Robi Syianturi

Personal information
- Full name: Robi Syianturi
- Nationality: Indonesia
- Born: 8 January 1998 (age 28) Belitung

Sport
- Country: Indonesia
- Sport: Long-distance running
- Events: 5,000 m, 10,000 m, Half Marathon, Marathon

Achievements and titles
- Personal bests: 1,500 m: 3:51.62 (2024); 5,000 m: 14:24.04 (2023); 10,000 m: 29:55.31 (2023); 10 km road: 29:55 (2020); Half Marathon: 1:03:24 (2025, NR); Marathon: 2:12:20 (2026, NR);

Medal record
Men's athletics
Representing Indonesia
SEA Games
| Gold medal – first place | 2025 Thailand | Marathon |
| Bronze medal – third place | 2023 Cambodia | 5,000 m |

= Robi Syianturi =

Indonesian long-distance runner

Robi Syianturi (born 8 January 1998) is a professional male long-distance runner from Indonesia. He is the current Indonesian national record holder for the half marathon, which he achieved at the 2024 Gold Coast Marathon, and also the marathon, which he achieved at the 2025 Asics Gold Coast Marathon. Syianturi earned a bronze medal in the 5,000 m race during the 2023 SEA Games in Cambodia.

== Early life ==
Syianturi's athletic talent was discovered by his physical education teacher in 2014 in his hometown on the island of Belitung. At that time, Syianturi was more interested in football than long-distance running.

== Career ==
=== 2021 ===
==== PON ====
Syianturi made his first podium appearance at the 2021 PON event in Papua, representing the province of Bangka Belitung Islands. Although he did not win a gold medal, Syianturi managed to win one silver medal for the 1,500 m race and one bronze medal for the 5,000 m race.

=== 2023 ===
==== SEA Games ====
At the 2023 SEA Games in Cambodia, Syianturi won a bronze medal for the 5,000 m race with a time of 14:43:44.

=== 2024 ===
==== Tokyo Marathon ====
Syianturi competed in the 2024 Tokyo Marathon, which was held in Tokyo, on 3 March 2024. He was the 100th finisher in his debut at the Tokyo Marathon with a time of 2:24:18. Syianturi is ranked 100th out of a total of 38,000 Tokyo Marathon participants.
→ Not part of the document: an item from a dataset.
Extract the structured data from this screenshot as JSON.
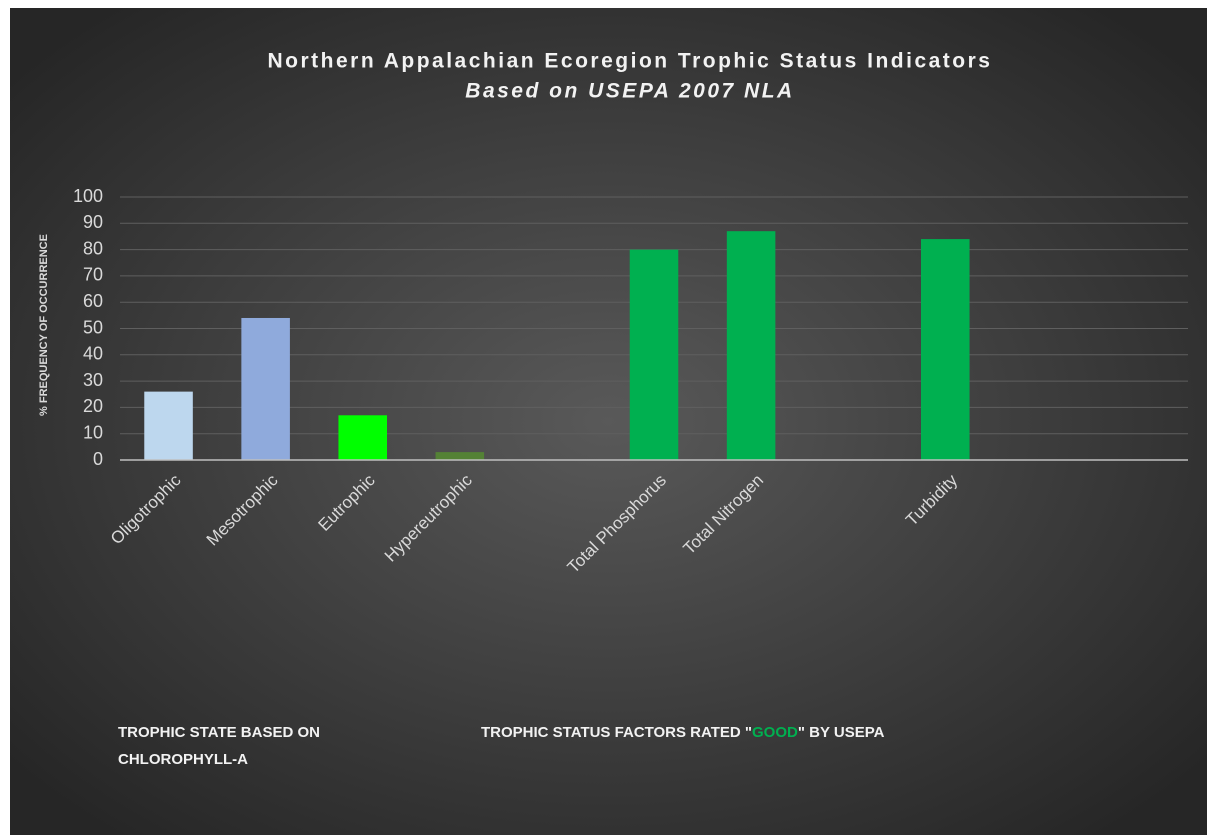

==== Gold Coast Marathon ====
Syianturi broke the Indonesian national record for the half marathon at the 2024 Gold Coast Marathon with a time of 1:04:48. The previous record had been 1:05:34, set by Eduardus Nabunome in 1997 at the same event.

==== PON ====
At the 2024 PON, Syianturi won three medals for the province of Bangka Belitung Islands, a silver medal for the 1,500 m race, a bronze medal for the 5,000 m race, and a gold medal for the 10,000 m race. Syianturi won the gold medal after beating Rikki Marthin Luther Simbolon by only 0.01 seconds.

==== Valencia Marathon ====
After breaking the half marathon record earlier in the year, Syianturi broke the Indonesian national record for the marathon with a time of 2:17:16, breaking the previous record set by Eduardus Nabunome in 1993.